Multiple sclerosis is the most common cause of nervous system-related disability in young adults, according to a May 2013 “American Family Physician” article. With MS, the immune system mistakenly attacks and destroys the insulating material around nerves that enables fast transmission of nerve signals. The loss of this material -- a process called demyelination -- disrupts nerve signals between the brain and spinal cord, leading to clonus. Depending on the sites of demyelination, clonus can affect different areas and be present on one or both sides of the body.

Strokes and Brain Tumors

Strokes occur when brain cells do not receive enough oxygen or nutrients due to blockage of a blood vessel by a clot, or due to bleeding in the brain. Clonus develops after a stroke if it injures the brain's motor nerve cells -- cells that control body movements -- or their wires as they descend toward the spinal cord. Similarly, brain tumors that are located near the brain's motor nerve cells or wires, or cause swelling in these areas, can cause clonus.

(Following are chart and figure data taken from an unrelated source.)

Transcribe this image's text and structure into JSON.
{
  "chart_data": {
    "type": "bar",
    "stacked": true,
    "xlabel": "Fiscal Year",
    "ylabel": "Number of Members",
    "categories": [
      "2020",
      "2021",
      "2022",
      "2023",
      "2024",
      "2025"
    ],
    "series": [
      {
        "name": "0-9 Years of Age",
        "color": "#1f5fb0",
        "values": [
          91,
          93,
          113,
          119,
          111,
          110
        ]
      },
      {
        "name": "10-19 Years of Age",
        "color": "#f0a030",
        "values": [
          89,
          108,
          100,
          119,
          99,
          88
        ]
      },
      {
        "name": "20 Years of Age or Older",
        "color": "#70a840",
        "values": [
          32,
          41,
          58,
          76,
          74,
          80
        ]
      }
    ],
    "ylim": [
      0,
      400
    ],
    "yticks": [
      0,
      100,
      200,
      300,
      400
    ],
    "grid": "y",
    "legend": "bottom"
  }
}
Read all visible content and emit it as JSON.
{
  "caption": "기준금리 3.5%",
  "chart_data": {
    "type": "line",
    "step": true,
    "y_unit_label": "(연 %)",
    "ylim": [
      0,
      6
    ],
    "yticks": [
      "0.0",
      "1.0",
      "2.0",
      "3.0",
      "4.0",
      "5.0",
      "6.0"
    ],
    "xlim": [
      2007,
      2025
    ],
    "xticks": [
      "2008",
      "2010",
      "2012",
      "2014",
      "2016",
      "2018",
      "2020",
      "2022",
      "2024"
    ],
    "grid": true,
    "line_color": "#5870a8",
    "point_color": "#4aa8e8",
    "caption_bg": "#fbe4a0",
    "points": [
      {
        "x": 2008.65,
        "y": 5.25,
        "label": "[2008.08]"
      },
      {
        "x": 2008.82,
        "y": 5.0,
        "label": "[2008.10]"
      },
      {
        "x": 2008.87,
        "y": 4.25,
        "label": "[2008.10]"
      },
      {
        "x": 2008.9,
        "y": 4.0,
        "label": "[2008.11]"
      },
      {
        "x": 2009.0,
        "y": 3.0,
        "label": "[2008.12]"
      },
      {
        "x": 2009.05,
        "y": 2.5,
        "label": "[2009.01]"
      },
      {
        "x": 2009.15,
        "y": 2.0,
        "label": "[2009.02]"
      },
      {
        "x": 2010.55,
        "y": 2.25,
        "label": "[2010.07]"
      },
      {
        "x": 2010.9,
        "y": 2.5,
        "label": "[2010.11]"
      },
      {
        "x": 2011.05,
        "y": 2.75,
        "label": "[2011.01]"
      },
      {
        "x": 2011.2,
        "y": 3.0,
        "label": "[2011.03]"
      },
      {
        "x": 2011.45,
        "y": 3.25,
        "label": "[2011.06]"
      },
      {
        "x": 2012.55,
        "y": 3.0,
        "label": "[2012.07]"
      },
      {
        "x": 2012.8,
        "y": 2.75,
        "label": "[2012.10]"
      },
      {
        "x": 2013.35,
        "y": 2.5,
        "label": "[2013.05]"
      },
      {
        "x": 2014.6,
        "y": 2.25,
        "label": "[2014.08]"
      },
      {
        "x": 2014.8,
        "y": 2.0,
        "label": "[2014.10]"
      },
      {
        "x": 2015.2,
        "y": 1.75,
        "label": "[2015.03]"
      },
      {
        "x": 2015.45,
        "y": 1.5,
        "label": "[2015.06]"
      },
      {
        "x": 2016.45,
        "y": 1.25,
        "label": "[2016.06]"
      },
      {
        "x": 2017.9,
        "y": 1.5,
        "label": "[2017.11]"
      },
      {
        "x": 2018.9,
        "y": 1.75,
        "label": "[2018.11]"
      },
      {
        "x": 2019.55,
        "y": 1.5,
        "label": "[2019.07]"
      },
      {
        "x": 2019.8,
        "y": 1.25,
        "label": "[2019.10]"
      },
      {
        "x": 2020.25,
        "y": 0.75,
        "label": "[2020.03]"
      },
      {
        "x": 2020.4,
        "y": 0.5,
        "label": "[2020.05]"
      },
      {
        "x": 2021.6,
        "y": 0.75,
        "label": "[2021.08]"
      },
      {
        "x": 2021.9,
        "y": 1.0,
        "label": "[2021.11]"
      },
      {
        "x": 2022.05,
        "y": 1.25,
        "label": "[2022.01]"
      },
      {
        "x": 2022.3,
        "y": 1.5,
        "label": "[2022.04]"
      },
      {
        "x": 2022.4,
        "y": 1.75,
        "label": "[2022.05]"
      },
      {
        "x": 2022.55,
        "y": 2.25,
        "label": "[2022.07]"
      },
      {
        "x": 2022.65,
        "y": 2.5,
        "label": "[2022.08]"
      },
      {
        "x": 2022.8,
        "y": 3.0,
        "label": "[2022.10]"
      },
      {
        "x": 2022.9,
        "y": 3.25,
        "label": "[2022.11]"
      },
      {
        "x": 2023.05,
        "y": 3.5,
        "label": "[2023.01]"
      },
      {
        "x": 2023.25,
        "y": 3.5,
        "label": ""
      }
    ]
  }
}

In both of these cases, a stroke or tumor on one side of the brain will cause weakness and clonus on the opposite side of the body.

Trauma and Infections

Trauma that causes a torn, or severed, spinal cord ultimately results in clonus. This is because the motor nerve cells in the spinal cord below the level of the injury no longer receive any signals from above to inhibit their activity. Head trauma can also cause clonus, through direct injury to motor nerve cells in the cerebral cortex -- the outer portion of the brain -- or through shear forces that injure the wires. Infections like meningitis -- involving the membranes that surround the brain -- or encephalitis -- involving the brain itself -- cause clonus through direct injury of nerve cells or their wires, or through brain swelling.

Drugs and Other Causes

Clonus is one of the features used to diagnose serotonin syndrome, a condition resulting from an excess of the nervous system chemical serotonin. Serotonin syndrome is usually caused by high doses or combinations of certain prescription medications, though it can also be caused by drugs of abuse. Other symptoms of this syndrome include agitation, confusion, fever, diarrhea, tremor, sweating, shivering, muscle breakdown, seizures and -- when severe -- multi-organ failure.

There are many less common causes of clonus, since clonus can result from any condition affecting the brain cells that control movement or the wires they send through the spinal cord. Examples are Lou Gehrig disease, hereditary spastic paraparesis and anoxic brain injury, caused by inadequate oxygen supply to the brain.